Tandis que la recherche accompagnait à l’université une spécialisation
des disciplines, la recherche en art intervient quant à elle à un
moment où la notion de discipline, en tant que champ de pensée et de
pratiques homogènes développées entre des spécialistes, entre en crise
: leurs spécificités et leurs territoires ne disparaissent pas mais se
trouvent soumis à des pratiques d’hybridation, d’ouverture, de
débordement critique. Comment se situer dans ce territoire en mutation
? Par la manière dont elle n’exclut aucune question, aucun objet, aucun
matériau, on peut imaginer que l’indiscipline intrinsèque à la logique
artistique soit à même d’accompagner la réflexion critique que les
disciplines scientifiques conduisent sur elles-mêmes.

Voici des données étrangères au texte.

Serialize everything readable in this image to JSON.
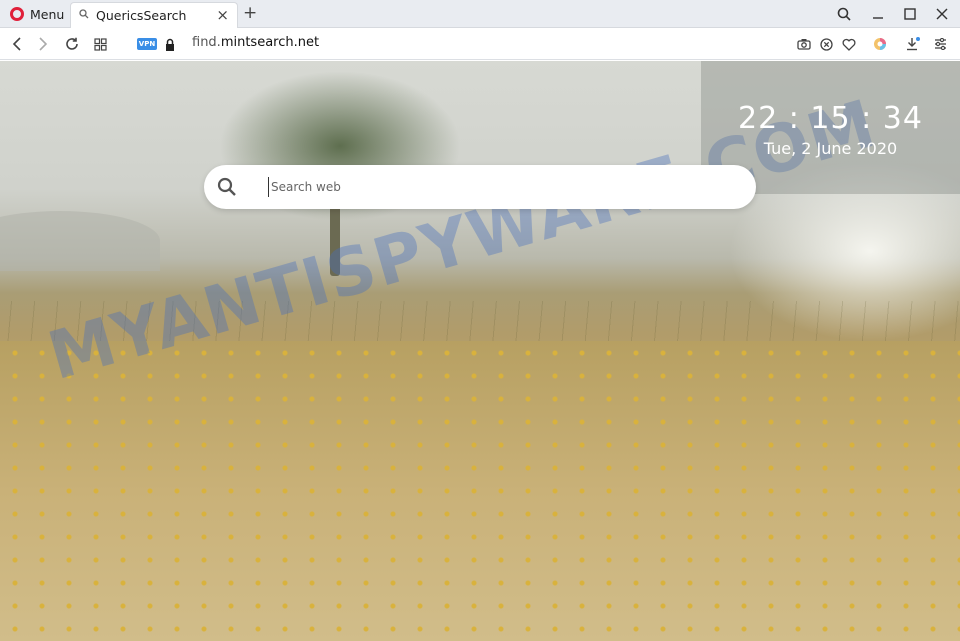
{
  "browser": {
    "menu_label": "Menu",
    "tab": {
      "title": "QuericsSearch",
      "close": "×"
    },
    "new_tab": "+",
    "window_controls": {
      "search": "search-icon",
      "minimize": "—",
      "maximize": "□",
      "close": "✕"
    },
    "address": {
      "vpn_badge": "VPN",
      "url_prefix": "find.",
      "url_domain": "mintsearch.net"
    },
    "toolbar_icons": [
      "camera-icon",
      "close-circle-icon",
      "heart-icon",
      "wallet-icon",
      "download-icon",
      "settings-icon"
    ]
  },
  "page": {
    "clock": {
      "time": "22 : 15 : 34",
      "date": "Tue, 2 June 2020"
    },
    "search": {
      "placeholder": "Search web",
      "value": ""
    },
    "watermark": "MYANTISPYWARE.COM"
  },
  "colors": {
    "accent": "#3a8ee6",
    "opera_red": "#e0203a"
  }
}
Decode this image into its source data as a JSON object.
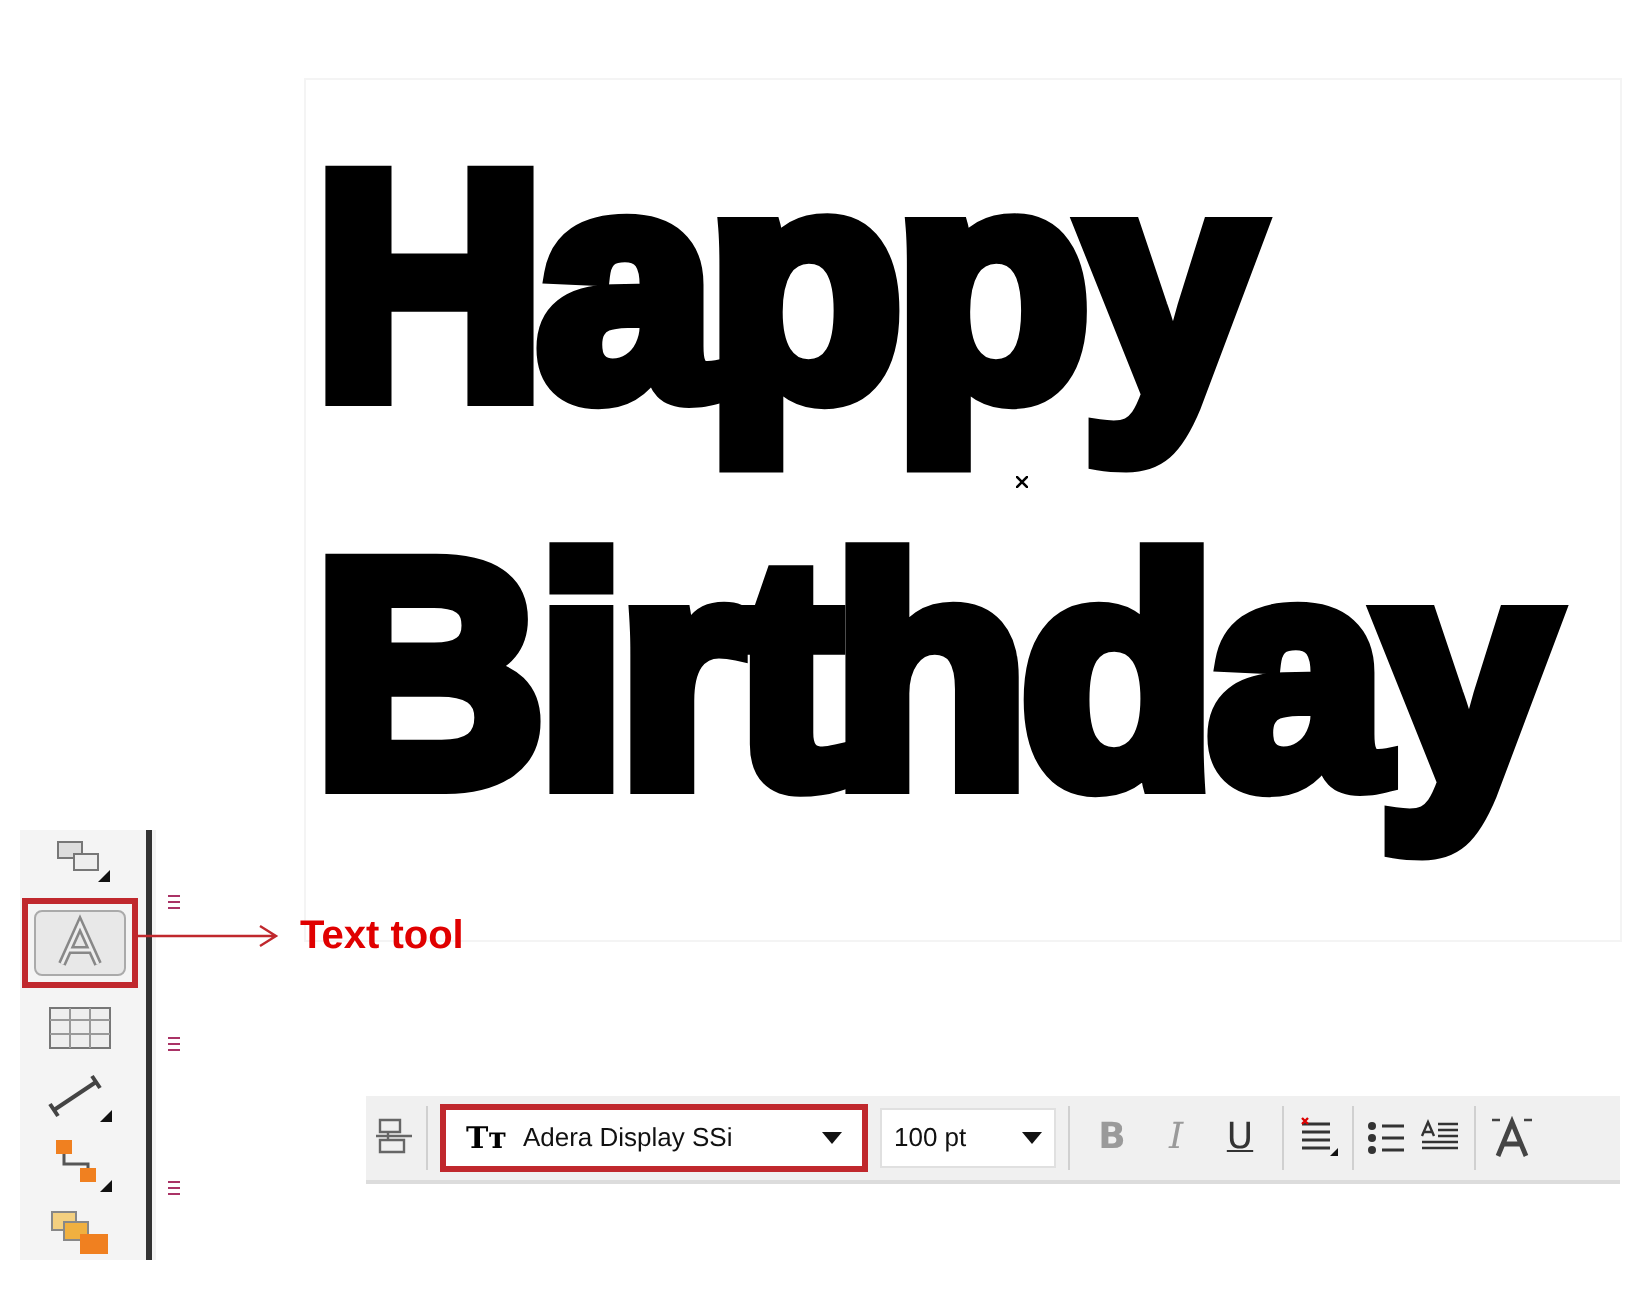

Autrement dit, la
recherche en art ne serait pas tant recherche de l’art sur lui-même
qu’une exploration et une traversée des autres savoirs, de leurs
objets, leurs objectifs et leurs méthodes.

D’où un certain nombre de questions. Dans quelle mesure et de quelle
manière les expérimentations élaborées à cette occasion
permettent-elles de déployer de nouveaux liens entre discours et
images, pensée et sensation, expérimentation et réalisation ? Dans
quelle mesure la recherche en art, en valorisant la possibilité d’une
connaissance sensible et non verbale, proche en certains points d’une
anthropologie visuelle mais ne se confondant pas avec elle, peut-elle
devenir un terrain dans lequel développer une nouvelle forme de savoir
? Dans quelle mesure la recherche en art renouvelle ou revisite-t-elle
les outils de la recherche – matériaux, méthodes, archives, documents ?
Comment affirmer une modernité de la recherche en art qui ne fasse pas
fi de la forte histoire de cette ambition dans les arts du passé, mais
la ressaisisse au contraire dans le mouvement même où elle revendique
son originalité et sa spécificité actuelles ? Quels sont, au plan
national et international, les cadres et les structures institutionnels
les mieux à même de former les leviers de cette recherche en art ?
L’ambition de ce colloque qui, sous des formes multiples, sollicitera
les arts visuels et les autres arts, est donc de faire le point, au
sens optique et intellectuel du terme, sur le nouveau paysage de la
recherche artistique tel qu’il se dessine en France et à l’étranger.
Loin de chercher à imposer une vision normative ou un modèle à suivre,
il s’agit de donner une visibilité à une multitude de pratiques, de
collaborations, d’initiatives portées par les acteurs autant que par
les structures, selon des dispositifs à chaque fois différents.
On souhaiterait que l’aperçu diversifié ainsi déployé permette à chacun
de se doter d’outils et d’idées nouvelles pour dessiner les contours
singuliers de ce champ de la recherche en art.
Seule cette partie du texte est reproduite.